When Andrade began posting information on food distributions on the organization’s Instagram page, her followers went up by 1,000 in less than a week. Now she receives messages from Venezuelans in other parts of the United States, asking her to post food distributions in their areas as well.
“The situation of Venezuelans is very difficult,” she said. “There are children eating once a day, and it’s the meal they receive from school.”
Some asylum-seekers are in precarious situations and depending on food handouts.
Until the coronavirus emerged, Gleny Solórzano, 53, and her husband were making meager salaries. The Venezuelan immigrants filed for political asylum over a year ago and are waiting for their work permits to arrive.
Solórzano had been helping neighbors by cleaning, ironing and cooking in exchange for money or food. Her husband was doing odd jobs, like fixing appliances.
These jobs vanished when the coronavirus emerged. Unable to file for unemployment, the family now depends on their son’s income from working four hours a day at a hotel.
“Coming from Venezuela, I feel like I have a master’s degree in making food stretch,” she said.

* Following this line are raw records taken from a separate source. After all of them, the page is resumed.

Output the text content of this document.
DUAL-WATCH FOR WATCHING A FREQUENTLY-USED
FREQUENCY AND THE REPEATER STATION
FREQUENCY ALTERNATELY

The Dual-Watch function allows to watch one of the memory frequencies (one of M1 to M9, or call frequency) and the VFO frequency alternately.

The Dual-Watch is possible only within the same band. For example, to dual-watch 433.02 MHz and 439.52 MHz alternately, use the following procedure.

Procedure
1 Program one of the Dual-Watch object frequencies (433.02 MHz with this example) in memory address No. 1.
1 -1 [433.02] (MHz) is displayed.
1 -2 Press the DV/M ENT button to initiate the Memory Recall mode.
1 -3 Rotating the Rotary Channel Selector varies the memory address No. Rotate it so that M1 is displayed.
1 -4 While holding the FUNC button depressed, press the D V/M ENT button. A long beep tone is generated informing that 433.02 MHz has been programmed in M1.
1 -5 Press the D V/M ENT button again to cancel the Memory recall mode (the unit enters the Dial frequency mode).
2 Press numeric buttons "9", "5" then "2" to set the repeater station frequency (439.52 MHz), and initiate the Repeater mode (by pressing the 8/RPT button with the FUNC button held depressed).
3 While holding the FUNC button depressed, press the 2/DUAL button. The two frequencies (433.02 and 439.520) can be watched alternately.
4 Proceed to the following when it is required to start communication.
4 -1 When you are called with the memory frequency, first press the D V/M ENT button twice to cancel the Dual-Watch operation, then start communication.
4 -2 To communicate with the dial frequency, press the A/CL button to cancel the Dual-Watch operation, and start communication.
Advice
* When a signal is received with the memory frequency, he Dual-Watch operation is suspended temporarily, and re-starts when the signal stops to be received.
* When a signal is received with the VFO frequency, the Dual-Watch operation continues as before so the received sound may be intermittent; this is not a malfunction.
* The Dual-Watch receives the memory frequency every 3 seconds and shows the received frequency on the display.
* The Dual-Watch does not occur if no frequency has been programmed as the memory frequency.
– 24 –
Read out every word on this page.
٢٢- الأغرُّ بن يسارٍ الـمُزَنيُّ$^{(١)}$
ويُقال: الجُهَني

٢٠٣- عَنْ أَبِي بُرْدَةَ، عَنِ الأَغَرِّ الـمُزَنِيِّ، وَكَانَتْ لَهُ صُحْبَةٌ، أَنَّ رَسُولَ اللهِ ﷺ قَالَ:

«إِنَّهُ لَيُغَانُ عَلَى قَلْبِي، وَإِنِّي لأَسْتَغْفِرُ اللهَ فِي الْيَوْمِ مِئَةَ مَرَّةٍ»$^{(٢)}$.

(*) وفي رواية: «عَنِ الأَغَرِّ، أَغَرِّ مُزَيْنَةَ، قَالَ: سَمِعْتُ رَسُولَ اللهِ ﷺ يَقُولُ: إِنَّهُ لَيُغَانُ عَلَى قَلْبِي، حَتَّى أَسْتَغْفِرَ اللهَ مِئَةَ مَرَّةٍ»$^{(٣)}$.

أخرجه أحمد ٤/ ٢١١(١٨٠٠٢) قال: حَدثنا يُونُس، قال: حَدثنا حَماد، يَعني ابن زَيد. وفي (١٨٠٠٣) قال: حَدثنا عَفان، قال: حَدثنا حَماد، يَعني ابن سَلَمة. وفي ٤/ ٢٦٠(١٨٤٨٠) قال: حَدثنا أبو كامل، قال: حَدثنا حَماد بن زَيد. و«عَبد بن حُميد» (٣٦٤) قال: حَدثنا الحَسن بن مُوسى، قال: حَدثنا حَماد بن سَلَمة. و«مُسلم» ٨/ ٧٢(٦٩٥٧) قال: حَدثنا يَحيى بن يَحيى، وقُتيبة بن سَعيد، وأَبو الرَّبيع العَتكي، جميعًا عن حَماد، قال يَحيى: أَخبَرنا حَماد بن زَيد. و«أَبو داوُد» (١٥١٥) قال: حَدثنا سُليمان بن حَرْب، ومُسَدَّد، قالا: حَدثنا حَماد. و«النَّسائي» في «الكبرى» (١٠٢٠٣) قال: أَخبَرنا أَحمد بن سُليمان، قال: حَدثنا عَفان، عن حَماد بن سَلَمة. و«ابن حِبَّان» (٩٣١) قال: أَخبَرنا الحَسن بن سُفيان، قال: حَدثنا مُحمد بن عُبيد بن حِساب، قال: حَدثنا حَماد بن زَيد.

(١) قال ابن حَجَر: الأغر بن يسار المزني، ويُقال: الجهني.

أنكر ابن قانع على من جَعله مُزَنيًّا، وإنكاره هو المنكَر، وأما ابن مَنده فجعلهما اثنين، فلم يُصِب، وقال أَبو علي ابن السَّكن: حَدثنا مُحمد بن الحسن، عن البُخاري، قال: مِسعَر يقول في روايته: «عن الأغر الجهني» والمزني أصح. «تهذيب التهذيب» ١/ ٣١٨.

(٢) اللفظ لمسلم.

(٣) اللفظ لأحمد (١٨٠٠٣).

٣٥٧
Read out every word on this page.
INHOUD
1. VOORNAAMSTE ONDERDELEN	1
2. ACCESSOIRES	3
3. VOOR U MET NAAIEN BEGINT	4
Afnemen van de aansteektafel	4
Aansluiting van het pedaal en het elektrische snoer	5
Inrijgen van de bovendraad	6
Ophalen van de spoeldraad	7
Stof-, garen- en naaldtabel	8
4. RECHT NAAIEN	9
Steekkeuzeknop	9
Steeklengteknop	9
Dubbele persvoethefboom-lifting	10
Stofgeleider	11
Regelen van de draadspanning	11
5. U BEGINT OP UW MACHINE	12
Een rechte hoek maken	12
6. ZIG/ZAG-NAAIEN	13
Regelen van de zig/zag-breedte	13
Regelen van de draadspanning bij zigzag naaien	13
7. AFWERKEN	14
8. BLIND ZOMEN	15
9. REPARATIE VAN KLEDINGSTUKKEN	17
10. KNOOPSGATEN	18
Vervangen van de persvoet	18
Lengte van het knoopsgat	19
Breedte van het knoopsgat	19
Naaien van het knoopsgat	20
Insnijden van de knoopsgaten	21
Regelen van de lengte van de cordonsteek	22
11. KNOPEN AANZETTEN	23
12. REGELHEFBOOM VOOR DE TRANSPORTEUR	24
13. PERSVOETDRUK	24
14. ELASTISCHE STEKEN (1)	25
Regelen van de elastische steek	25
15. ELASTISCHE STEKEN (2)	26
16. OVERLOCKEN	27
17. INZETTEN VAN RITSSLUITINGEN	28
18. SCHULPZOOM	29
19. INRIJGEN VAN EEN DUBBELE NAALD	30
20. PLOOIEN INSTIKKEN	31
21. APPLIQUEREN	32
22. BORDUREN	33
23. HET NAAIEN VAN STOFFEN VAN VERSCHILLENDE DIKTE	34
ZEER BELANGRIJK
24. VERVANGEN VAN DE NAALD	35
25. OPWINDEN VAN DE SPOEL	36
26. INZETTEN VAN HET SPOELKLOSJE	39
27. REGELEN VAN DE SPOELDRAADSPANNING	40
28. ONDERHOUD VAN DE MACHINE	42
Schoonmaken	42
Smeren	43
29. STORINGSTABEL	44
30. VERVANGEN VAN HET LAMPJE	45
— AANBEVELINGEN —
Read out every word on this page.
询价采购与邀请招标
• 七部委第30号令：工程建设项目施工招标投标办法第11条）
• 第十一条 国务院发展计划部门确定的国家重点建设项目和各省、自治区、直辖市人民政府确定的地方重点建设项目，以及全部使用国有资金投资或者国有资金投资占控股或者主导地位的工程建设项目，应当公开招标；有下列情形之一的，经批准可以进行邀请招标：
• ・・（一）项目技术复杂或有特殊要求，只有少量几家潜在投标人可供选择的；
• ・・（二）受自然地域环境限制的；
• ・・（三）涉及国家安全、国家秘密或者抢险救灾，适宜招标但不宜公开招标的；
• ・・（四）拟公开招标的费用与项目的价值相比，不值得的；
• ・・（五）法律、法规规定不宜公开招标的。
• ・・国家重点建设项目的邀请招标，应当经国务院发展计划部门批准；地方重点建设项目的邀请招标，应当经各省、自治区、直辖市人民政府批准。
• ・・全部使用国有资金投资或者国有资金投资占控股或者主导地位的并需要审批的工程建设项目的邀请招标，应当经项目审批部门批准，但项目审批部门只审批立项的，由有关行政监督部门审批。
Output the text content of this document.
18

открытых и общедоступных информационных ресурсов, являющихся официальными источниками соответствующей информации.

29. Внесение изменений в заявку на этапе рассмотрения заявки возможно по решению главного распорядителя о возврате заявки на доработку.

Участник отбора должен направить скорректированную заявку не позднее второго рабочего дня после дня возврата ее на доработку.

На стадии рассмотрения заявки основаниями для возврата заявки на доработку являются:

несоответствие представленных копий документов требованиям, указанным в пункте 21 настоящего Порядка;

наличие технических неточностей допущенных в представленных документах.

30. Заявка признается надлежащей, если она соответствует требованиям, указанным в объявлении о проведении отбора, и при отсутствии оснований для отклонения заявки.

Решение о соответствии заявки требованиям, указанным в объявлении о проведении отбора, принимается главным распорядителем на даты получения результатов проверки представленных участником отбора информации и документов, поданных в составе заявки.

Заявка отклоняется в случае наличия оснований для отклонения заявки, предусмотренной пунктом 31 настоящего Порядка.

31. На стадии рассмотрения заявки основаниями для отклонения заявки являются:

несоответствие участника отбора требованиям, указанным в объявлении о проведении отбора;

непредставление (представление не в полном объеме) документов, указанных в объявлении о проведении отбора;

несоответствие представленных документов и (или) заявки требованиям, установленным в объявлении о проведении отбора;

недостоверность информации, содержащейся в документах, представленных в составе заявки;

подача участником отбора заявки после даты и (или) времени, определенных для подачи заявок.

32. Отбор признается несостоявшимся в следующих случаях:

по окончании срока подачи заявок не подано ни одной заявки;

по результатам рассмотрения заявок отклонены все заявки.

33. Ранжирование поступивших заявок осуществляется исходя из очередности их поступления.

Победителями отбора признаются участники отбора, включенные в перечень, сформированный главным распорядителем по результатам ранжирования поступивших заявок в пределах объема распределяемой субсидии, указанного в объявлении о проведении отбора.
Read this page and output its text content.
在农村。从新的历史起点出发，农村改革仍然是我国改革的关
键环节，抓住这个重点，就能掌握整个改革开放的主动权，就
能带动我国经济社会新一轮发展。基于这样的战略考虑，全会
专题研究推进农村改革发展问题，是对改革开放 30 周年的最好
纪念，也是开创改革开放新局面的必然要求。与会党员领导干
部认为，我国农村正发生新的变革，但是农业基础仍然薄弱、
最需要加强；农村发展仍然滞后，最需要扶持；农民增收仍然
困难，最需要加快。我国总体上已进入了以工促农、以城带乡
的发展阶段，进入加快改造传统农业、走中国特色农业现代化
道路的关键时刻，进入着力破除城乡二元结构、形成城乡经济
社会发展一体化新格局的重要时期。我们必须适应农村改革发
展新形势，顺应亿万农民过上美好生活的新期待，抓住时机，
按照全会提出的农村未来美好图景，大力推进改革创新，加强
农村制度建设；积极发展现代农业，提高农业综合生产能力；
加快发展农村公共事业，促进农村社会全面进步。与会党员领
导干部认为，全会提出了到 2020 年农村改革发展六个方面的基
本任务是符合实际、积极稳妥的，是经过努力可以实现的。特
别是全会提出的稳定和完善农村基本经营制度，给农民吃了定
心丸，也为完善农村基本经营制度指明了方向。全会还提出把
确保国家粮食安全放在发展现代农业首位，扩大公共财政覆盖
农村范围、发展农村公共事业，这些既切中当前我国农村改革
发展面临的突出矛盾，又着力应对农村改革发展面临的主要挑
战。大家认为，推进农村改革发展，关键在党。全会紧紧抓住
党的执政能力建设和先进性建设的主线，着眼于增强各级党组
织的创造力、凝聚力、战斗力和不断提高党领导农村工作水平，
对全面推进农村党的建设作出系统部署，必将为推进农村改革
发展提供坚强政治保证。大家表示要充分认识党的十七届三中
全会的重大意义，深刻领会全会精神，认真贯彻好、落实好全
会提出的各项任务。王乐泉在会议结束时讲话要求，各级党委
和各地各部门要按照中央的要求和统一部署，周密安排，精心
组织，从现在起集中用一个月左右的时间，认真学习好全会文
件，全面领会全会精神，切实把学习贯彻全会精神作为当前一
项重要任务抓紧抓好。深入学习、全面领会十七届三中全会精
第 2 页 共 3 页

Still, it’s difficult for them.
Her food supply is down to pasta and beans for a family of four.
Farm Share went from the usual 50 monthly food distributions to over 200 events between early March and April. But it’s not enough. Many cars line up and leave without a box of food in their trunks.
“There are hundreds and sometimes thousands of cars that get left out,” Farm Share CEO Stephen Shelley said, describing the situation as “heartbreaking."
At one of their distribution events in the Venezuelan-heavy city of Doral, in Miami-Dade County, cars lined up as early as 2:30 a.m. to receive a box that included chicken, fresh fruits and vegetables. The first 1,000 cars received boxes, but at least several hundred left empty-handed.
Lourdes Zambrano arrived at 7:45 a.m. looking for food to feed her three children ages 10, 15 and 18. Since the factory where she worked closed, she has been able to buy less and less food.
“No more chicken or eggs for us. I’ve been buying tuna cans,” she said as she waited in line.
"There is great need in the community,” Doral Mayor Juan Carlos Bermudez said as he placed boxes inside people’s trunks at the event he partnered with.
It’s a similar situation for undocumented immigrants, who have been particularly hit hard during the pandemic. Though many have been working regularly and paying taxes using individual tax identification numbers, those without Social Security numbers do not qualify for the recently created Paycheck Protection Program.
“Layered on that, is that unauthorized immigrants on average have lower household incomes and less access to the safety net in general. So they entered the situation of unemployment already more vulnerable,” said Julia Gelatt, a senior policy analyst from the Migration Policy Institute.
Raul Ordoñez, a Colombian immigrant and street vendor, saw his sales vanish with the rise of COVID-19 cases. He says his food supply at home is dwindling.
“My wife and I eat less because we don’t know what is going to happen,” he said.